Shiota's early studies at Kyoto Seika University, Japan were accompanied by a semester exchange to the Canberra School of Art, Australian National University, Australia, where her aims shifted towards amalgamating painting, performance and the body. No longer satisfied with art for art's sake, the next step for Shiota after Kyoto was Germany and an intense period of study under artist Marina Abramović, known for her performance practice that tests physical and emotional thresholds. Shiota's time with Abramović seeded clarity in her practice in both concept and approach, now prioritising the relationship between memory and objects as well as the power of absence. Her newfound ethos was apparent in her performance, Try and Go Home (1997), where she dug a cavity in the earth and rolled naked into and out of the space. Here, her interest in displacement and the affectivity of positive and negative space was born. In her conversation with Ocula Magazine, Shiota said, 'I think art is primarily about the eye. It is important to see art, and then have feelings, and then see meaning. Not come up with the meaning first.' Now settled in Berlin, more recent installations by Shiota are characterised by a mixture of performance, sculpture and drawing in space with found objects mostly woven into yarn-webs. From a collection of mismatched shoes to suitcases, dresses, keys, pages from a book, bed frames and doors, the materials she introduces have lived elsewhere but are summoned as an artery for a personal and collective psychological experience.

When Shiota suspends mementos in tessellating string, the viewer is led to think about both containment and protection. The Key in the Hand, presented at the 2015 Venice Biennale in the Japan Pavilion, carried this sentiment. In The Key in the Hand, plumes of red yarn were dotted with keys. These inverted waves floated above a series of boats like hands. While line and materiality are obvious keynotes in her work, colour is critical. It's not difficult to imagine that Shiota's continued use of red is emblematic of a journey, the movement of blood through our veins or the 'fated path' red string represents in Japanese, Chinese and Korean cultures.
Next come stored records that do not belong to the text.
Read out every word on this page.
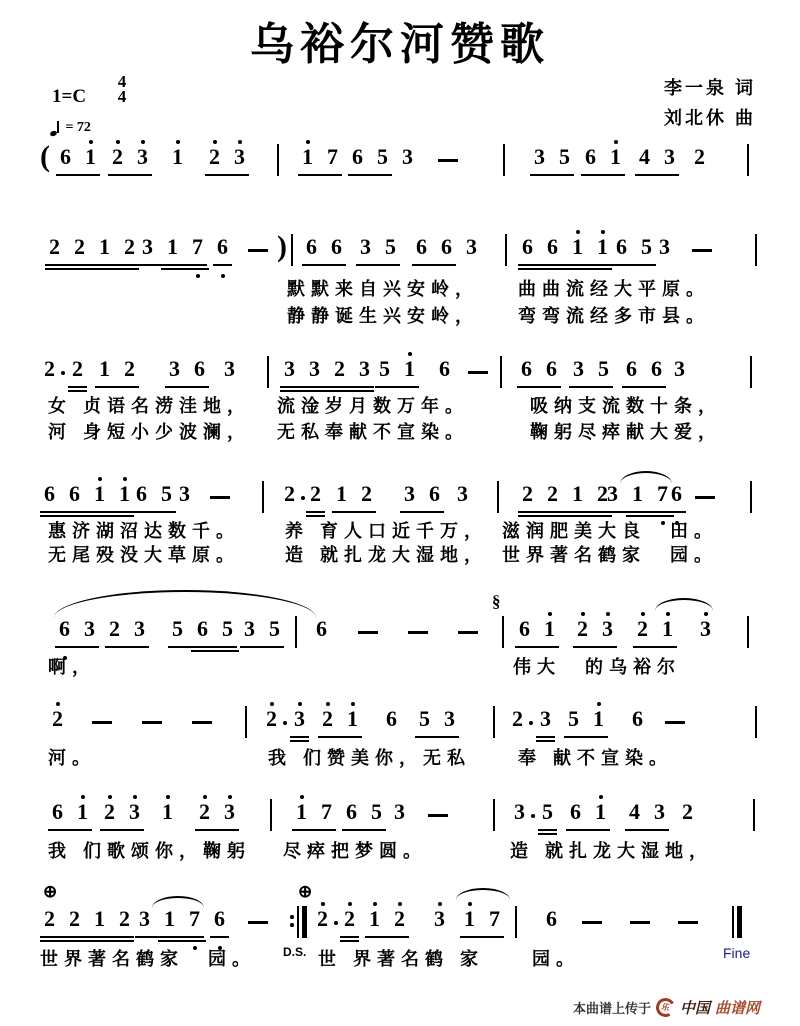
乌裕尔河赞歌
1=C
4
4
= 72
李一泉 词
刘北休 曲
( 6 1 2 3 1 2 3	1 7 6 5 3	3 5 6 1 4 3 2
2 2 1 2 3 1 7 6 ) 6 6 3 5 6 6 3 6 6 1 1 6 5 3
默默来自兴安岭， 曲曲流经大平原。
静静诞生兴安岭， 弯弯流经多市县。
2 2 1 2 3 6 3 3 3 2 3 5 1 6	6 6 3 5 6 6 3
女 贞语名涝洼地， 流淦岁月数万年。	吸纳支流数十条，
河 身短小少波澜， 无私奉献不宣染。	鞠躬尽瘁献大爱，
6 6 1 1 6 5 3	2 2 1 2 3 6 3 2 2 1 2 3 1 7 6
惠济湖沼达数千。	养 育人口近千万， 滋润肥美大良　田。
无尾殁没大草原。	造 就扎龙大湿地， 世界著名鹤家　园。
§
6 3 2 3 5 6 5 3 5 6	6 1 2 3 2 1 3
啊，	伟大　的乌裕尔
2	2 3 2 1 6 5 3	2 3 5 1 6
河。	我 们赞美你，无私	奉 献不宣染。
6 1 2 3 1 2 3	1 7 6 5 3	3 5 6 1 4 3 2
我 们歌颂你，鞠躬 尽瘁把梦圆。	造 就扎龙大湿地，
⊕	⊕
2 2 1 2 3 1 7 6	2 2 1 2 3 1 7 6
世界著名鹤家　园。 D.S. 世 界著名鹤 家　　园。	Fine
本曲谱上传于	乐 中国 曲谱网
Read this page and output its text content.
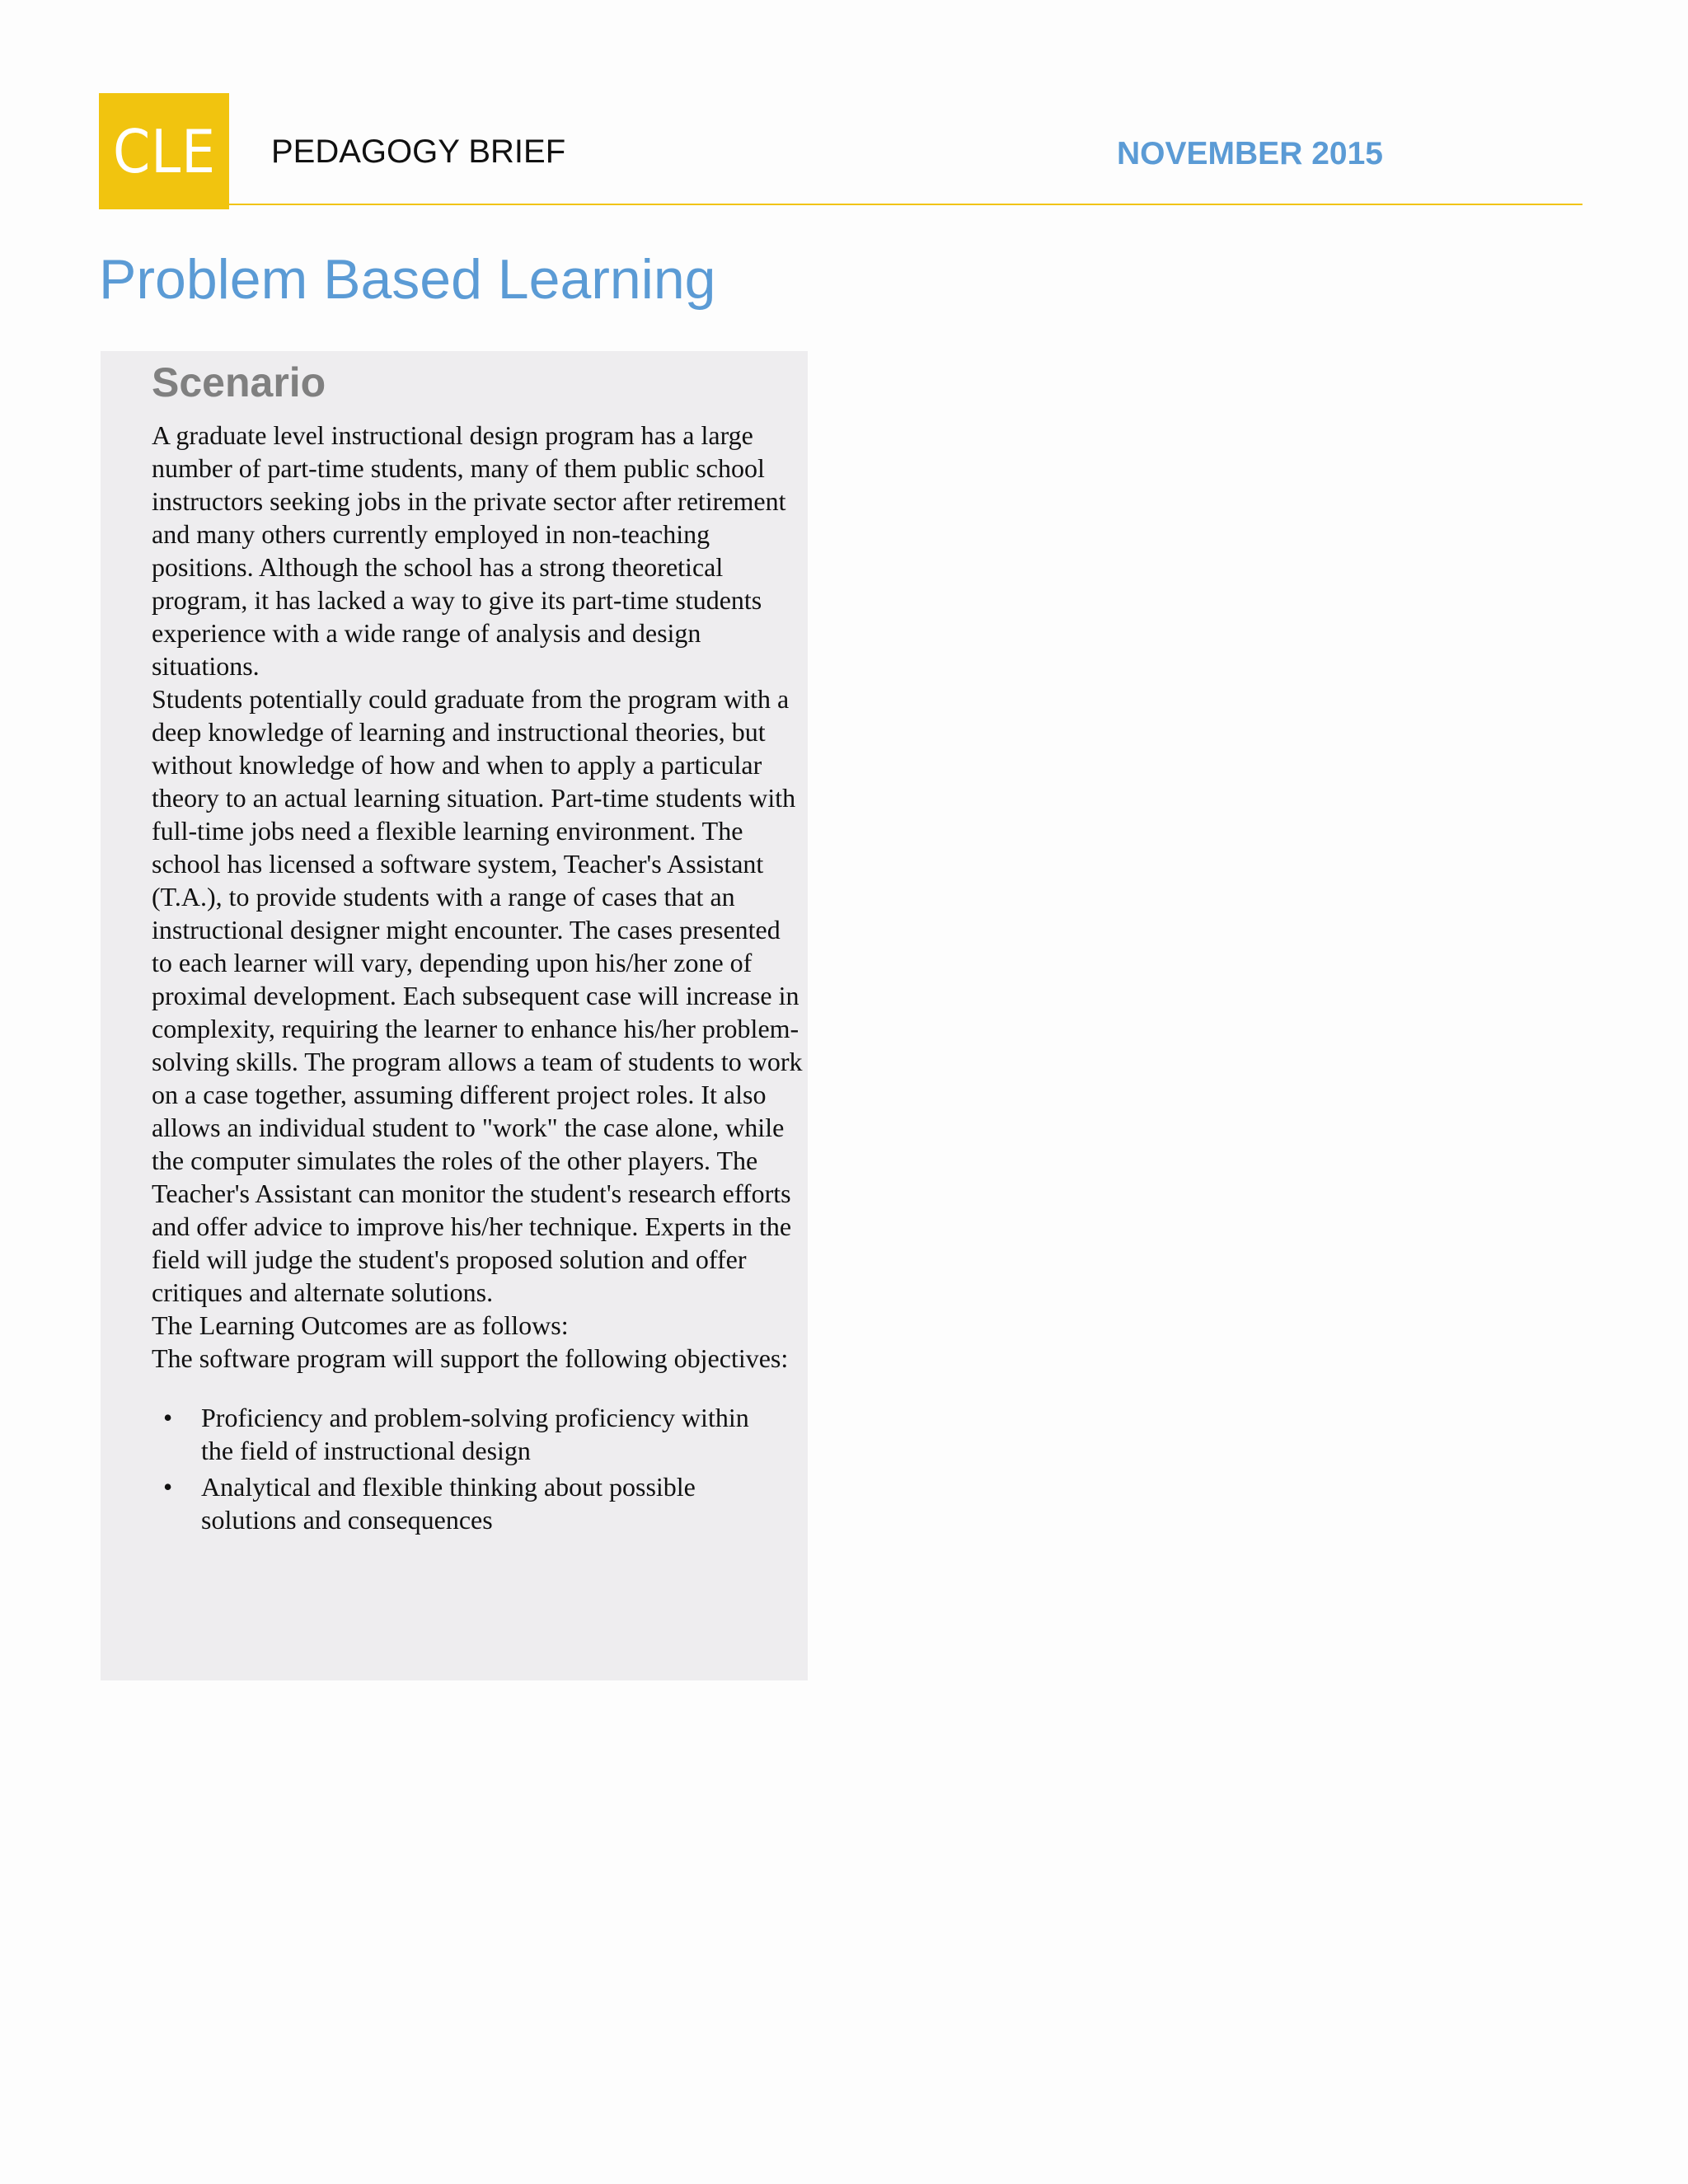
CLE PEDAGOGY BRIEF	NOVEMBER 2015
Problem Based Learning
Scenario

A graduate level instructional design program has a large number of part-time students, many of them public school instructors seeking jobs in the private sector after retirement and many others currently employed in non-teaching positions. Although the school has a strong theoretical program, it has lacked a way to give its part-time students experience with a wide range of analysis and design situations.

Students potentially could graduate from the program with a deep knowledge of learning and instructional theories, but without knowledge of how and when to apply a particular theory to an actual learning situation. Part-time students with full-time jobs need a flexible learning environment. The school has licensed a software system, Teacher's Assistant (T.A.), to provide students with a range of cases that an instructional designer might encounter. The cases presented to each learner will vary, depending upon his/her zone of proximal development. Each subsequent case will increase in complexity, requiring the learner to enhance his/her problem-solving skills. The program allows a team of students to work on a case together, assuming different project roles. It also allows an individual student to "work" the case alone, while the computer simulates the roles of the other players. The Teacher's Assistant can monitor the student's research efforts and offer advice to improve his/her technique. Experts in the field will judge the student's proposed solution and offer critiques and alternate solutions.

The Learning Outcomes are as follows:

The software program will support the following objectives:

• Proficiency and problem-solving proficiency within the field of instructional design
• Analytical and flexible thinking about possible solutions and consequences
Red couples positivity and pathos. For example, in a red yarn installation Dialogue From DNA (2004) we are attune to both loss and the inevitability of change.

Shiota exclusively selects red, black or white yarn for the pregnant and hollowed spaces she creates. The metaphor is not didactic, her audience is invited to associate meaning or feeling with colour. Black has historically accompanied works exploring illness and death, such as Conscious Sleep (2016), for the 20th Biennale of Sydney, whereas snow-like threads swathe boats with a hopeful energy in Where are we going? (2017) and Memory of the Ocean (2017), both displayed at Le Bon Marché Rive Gauche, Paris. Prior to working almost exclusively with red, Shiota's use of black yarn and symbolic objects pointed to the inexplicability of the universe and pain. Works such as Memory of Skin (2000) saw inordinately long dresses hung high and constantly dripping with water. These dresses were a metaphor for cyclical thoughts. Installations that incorporated empty beds, such as During Sleep (2000), heralded a similar feeling. In these symbolic objects, thoughtfully framed by colour, the viewer finds cues to birth, sickness and death.

Shiota's life experiences—of leaving her country and facing illness as a young woman—are woven into her practice, which, in its grace, welcomes others to co-exist.